Kepala sekolah, yang pada saat itu dijabat oleh Juli Sari, memberikan izin agar anaknya bisa mengikuti ujian akhir semester meskipun belum membayar SPP. Namun, meskipun ujian sudah bisa diikuti, rapor IM tidak bisa diambil karena SPP yang masih menunggak.
Kamelia yang saat itu sedang sakit dan tidak bisa datang ke sekolah, tak bisa mengambil rapor untuk anaknya. Ketika liburan panjang berakhir pada 6 Januari 2025, IM kembali ke sekolah. Namun, wali kelas mengirimkan pesan melalui grup WhatsApp orang tua siswa yang mengingatkan bahwa anak-anak yang belum melunasi SPP dan uang buku tidak diperbolehkan mengikuti pelajaran.
Dalam upaya untuk mencari solusi, Kamelia mengirimkan pesan suara kepada wali kelas, memohon agar IM tetap diizinkan mengikuti pelajaran meskipun belum membayar. Namun, pesan tersebut sepertinya tak cukup untuk merubah kebijakan. Sebagai akibatnya, IM dipaksa untuk duduk di lantai sejak hari pertama semester genap.
"Anak saya tidak bisa menahan malu. Dia ingin belajar, tapi dia merasa dihina. Saya bilang kepadanya, mungkin saya bisa menjual ponsel untuk membayar SPP, tapi dia hanya berkata, ‘Ibu, saya malu sekali,’” ucap Kamelia dengan pilu.
Hukuman yang Tak Seharusnya Terjadi
Dalam percakapan Kamelia dengan wali kelas, yang kemudian berujung pada perdebatan sengit, dia merasa kecewa karena perlakuan terhadap anaknya sangat tidak manusiawi. Bahkan, setelah kejadian itu, ia dibawa ke ruang kepala sekolah.
Ketika ditanya apakah kepala sekolah tahu tentang hukuman tersebut, jawabannya mengejutkan: "Saya tidak tahu kalau anak ibu dihukum seperti itu," ucap kepala sekolah.
Setelah kejadian itu, Kamelia berharap agar pihak sekolah memberikan penjelasan. Namun, ketika dihubungi oleh media, Kepala Sekolah SD Swasta Abdi Sukma, Juli Sari enggan memberikan komentar mengenai insiden tersebut.
Kamelia yang kini merasa dilema, di satu sisi ingin anaknya tetap bisa sekolah dan mendapatkan pendidikan yang layak, di sisi lain terhimpit oleh keadaan ekonomi yang sulit. Sebagai orang tua tunggal, Kamelia berjuang keras untuk memenuhi kebutuhan keluarga, namun terhalang oleh berbagai aturan yang dianggapnya tidak manusiawi.

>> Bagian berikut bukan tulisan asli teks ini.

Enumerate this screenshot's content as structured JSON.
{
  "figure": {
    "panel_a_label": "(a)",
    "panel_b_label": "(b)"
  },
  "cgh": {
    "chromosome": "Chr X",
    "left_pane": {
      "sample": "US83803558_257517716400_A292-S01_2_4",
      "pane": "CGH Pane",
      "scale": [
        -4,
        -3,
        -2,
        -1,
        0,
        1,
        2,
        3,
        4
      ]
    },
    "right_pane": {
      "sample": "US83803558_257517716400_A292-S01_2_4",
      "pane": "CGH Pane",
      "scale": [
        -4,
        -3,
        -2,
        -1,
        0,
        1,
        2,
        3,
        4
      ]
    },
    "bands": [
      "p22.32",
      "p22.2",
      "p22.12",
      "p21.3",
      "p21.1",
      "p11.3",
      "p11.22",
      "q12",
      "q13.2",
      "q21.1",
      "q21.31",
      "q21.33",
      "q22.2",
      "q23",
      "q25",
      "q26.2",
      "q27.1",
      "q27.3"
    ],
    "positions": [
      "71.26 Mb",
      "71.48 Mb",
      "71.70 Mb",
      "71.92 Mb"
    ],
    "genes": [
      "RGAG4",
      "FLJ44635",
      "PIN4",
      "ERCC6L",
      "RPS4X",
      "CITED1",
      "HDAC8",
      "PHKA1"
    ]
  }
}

Kisah IM dan Kamelia menggambarkan kesulitan yang dialami banyak keluarga di tengah tekanan biaya pendidikan yang semakin tinggi. Hukuman yang diterima oleh IM menyentuh hati banyak orang, memunculkan pertanyaan besar tentang kebijakan sekolah dalam menangani masalah keuangan orang tua siswa.
Kisah ini bukan hanya tentang satu anak yang dihukum, tetapi juga tentang ketidaksetaraan dan tantangan yang dihadapi oleh orang tua yang berjuang agar anak-anak mereka mendapatkan pendidikan yang layak tanpa dihukum karena kesulitan ekonomi.